Il se tenait au-dessus du corps ensanglanté, souillé de merde et incontestablement mort, se demandant ce qu’il devait faire à présent, lorsqu’il y eut une nouvelle explosion lointaine en provenance du sud. Ce n’était pas une arme à feu ; bien trop fort. Peut-être le petit avion tape-à-l’œil de Chuck s’était-il écrasé, finalement. Voilà qui n’était pas impossible ; un jour où on avait simplement prévu d’aller engueuler une nana — de lui secouer un peu les puces, rien de plus — et où elle finissait par vous obliger à la tuer, tout était possible.

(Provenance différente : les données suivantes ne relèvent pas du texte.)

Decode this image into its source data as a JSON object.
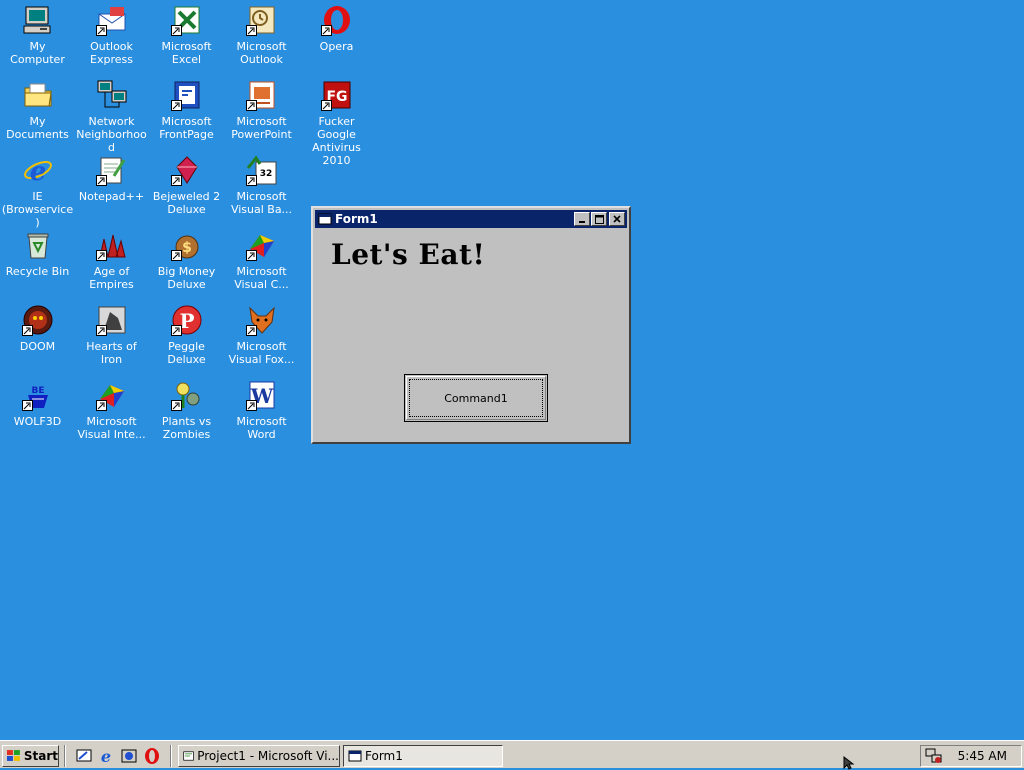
{
  "desktop": {
    "icons": [
      {
        "label": "My Computer",
        "icon": "computer-icon"
      },
      {
        "label": "Outlook Express",
        "icon": "outlook-express-icon"
      },
      {
        "label": "Microsoft Excel",
        "icon": "excel-icon"
      },
      {
        "label": "Microsoft Outlook",
        "icon": "outlook-icon"
      },
      {
        "label": "Opera",
        "icon": "opera-icon"
      },
      {
        "label": "My Documents",
        "icon": "folder-icon"
      },
      {
        "label": "Network Neighborhood",
        "icon": "network-icon"
      },
      {
        "label": "Microsoft FrontPage",
        "icon": "frontpage-icon"
      },
      {
        "label": "Microsoft PowerPoint",
        "icon": "powerpoint-icon"
      },
      {
        "label": "Fucker Google Antivirus 2010",
        "icon": "antivirus-icon"
      },
      {
        "label": "IE (Browservice)",
        "icon": "ie-icon"
      },
      {
        "label": "Notepad++",
        "icon": "notepad-icon"
      },
      {
        "label": "Bejeweled 2 Deluxe",
        "icon": "bejeweled-icon"
      },
      {
        "label": "Microsoft Visual Ba...",
        "icon": "visual-basic-icon"
      },
      {
        "label": "Recycle Bin",
        "icon": "recycle-bin-icon"
      },
      {
        "label": "Age of Empires",
        "icon": "age-of-empires-icon"
      },
      {
        "label": "Big Money Deluxe",
        "icon": "big-money-icon"
      },
      {
        "label": "Microsoft Visual C...",
        "icon": "visual-c-icon"
      },
      {
        "label": "DOOM",
        "icon": "doom-icon"
      },
      {
        "label": "Hearts of Iron",
        "icon": "hearts-of-iron-icon"
      },
      {
        "label": "Peggle Deluxe",
        "icon": "peggle-icon"
      },
      {
        "label": "Microsoft Visual Fox...",
        "icon": "visual-foxpro-icon"
      },
      {
        "label": "WOLF3D",
        "icon": "wolf3d-icon"
      },
      {
        "label": "Microsoft Visual Inte...",
        "icon": "visual-interdev-icon"
      },
      {
        "label": "Plants vs Zombies",
        "icon": "plants-vs-zombies-icon"
      },
      {
        "label": "Microsoft Word",
        "icon": "word-icon"
      }
    ]
  },
  "window": {
    "title": "Form1",
    "heading": "Let's Eat!",
    "command_label": "Command1"
  },
  "taskbar": {
    "start_label": "Start",
    "quick_launch": [
      "show-desktop-icon",
      "ie-icon",
      "channels-icon",
      "opera-icon"
    ],
    "tasks": [
      {
        "label": "Project1 - Microsoft Vi...",
        "pressed": false
      },
      {
        "label": "Form1",
        "pressed": true
      }
    ],
    "clock": "5:45 AM"
  },
  "colors": {
    "desktop": "#2b8fe0",
    "titlebar": "#0a246a",
    "face": "#c0c0c0"
  }
}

Une sirène de police commença à hululer. Junior fut certain que c’était pour lui. Quelqu’un avait regardé par la fenêtre et l’avait vu étrangler la fille. Cela le fit réagir sur-le-champ. Il fonça dans le couloir avec la porte d’entrée pour objectif, arriva à hauteur de la serviette tombée quand il lui avait donné sa première baffe et s’immobilisa. Ils allaient arriver par là, c’était évidemment par là qu’ils allaient se pointer. Ils s’arrêteraient devant la maison, avec leurs gyrophares flambant neufs qui perceraient la matière grise hurlante de son pauvre cerveau. Il fit volte-face et retourna dans la cuisine. Il ne put s’empêcher de regarder le cadavre d’Angie avant de l’enjamber. À la petite école, lui et Frankie avaient parfois tiré sur ses nattes, à quoi elle avait répliqué en leur tirant la langue et en louchant. À présent, ses yeux paraissaient près de jaillir de leurs orbites comme de vieilles billes, et elle avait la bouche pleine de sang.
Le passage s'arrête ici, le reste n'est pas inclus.